The other day, I was at a meeting when it suddenly occurred to me that 5 of the 8 people at the table were bloggers. This occurred just after I noticed that CNN was running a major portion of its site covering the US election on a WordPress blogging platform. Later, a friend of mine claimed she never reads blogs, then proceeded to read political news from a number of blogs (although not realizing they are blogs). Another friend said that when her Girl Scouts’ site was called a “blog,” parents wouldn’t go there, but when they went to the “site,” it was given rave reviews (it was still the blog, of course). Then, a few days later, Technorati’s “State of the Blogosphere” crossed my inbox.
It became clear: Blogs have gone mainstream.

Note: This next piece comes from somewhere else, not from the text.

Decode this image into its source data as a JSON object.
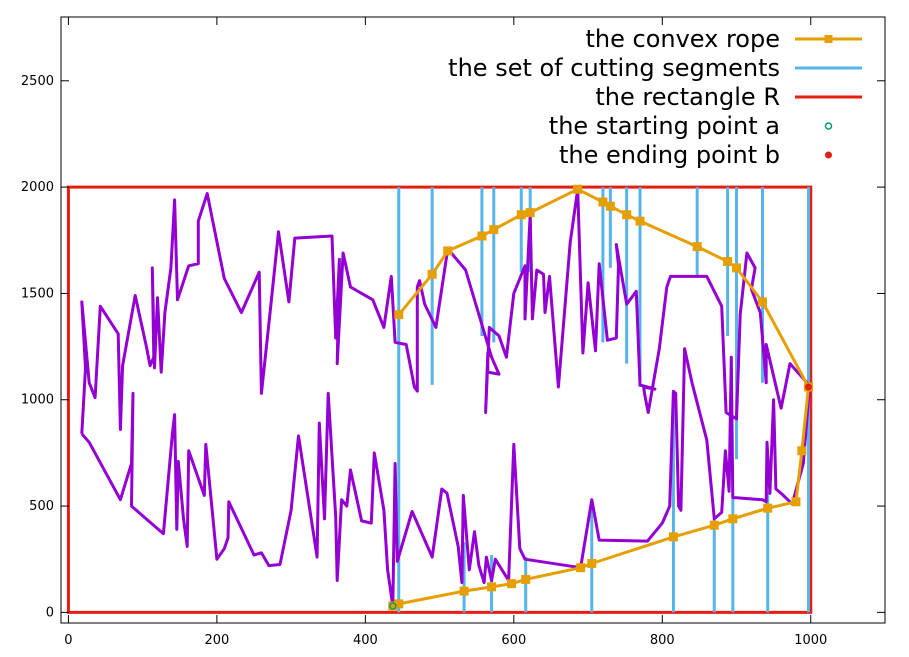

The Technorati report on the blogosphere was released over 5 consecutive days, with each day covering a different aspect (who blogs, why they blog, how they blog, making money, and using brands). The report is very well-done and informative. Some interesting findings:
- Most bloggers are over 35 years old, except in Asia.
- Most bloggers have been blogging for nearly 3 years.
- Bloggers on average look at four success metrics, including personal satisfaction, comments on their posts, visitors to the blog, and links from other sites.
- 78% of bloggers manage their blogs alone.
- 54% of bloggers make money on their blogs, but the median amount is $200 (mean, $5,000).
- 37% of bloggers have been quoted in the mainstream media.
- Bloggers spend more time online, but less time watching television, than average.
Most importantly, 71% believe that blogs are being taken more seriously as information sources, and half believe blogs will be primary information sources in the near future.
I tend to agree. There are too many advantages, too many experts have been unearthed, the network effect is escalating, and the audience has arrived.
It sounds mainstream to me. After all, you’re reading one right now.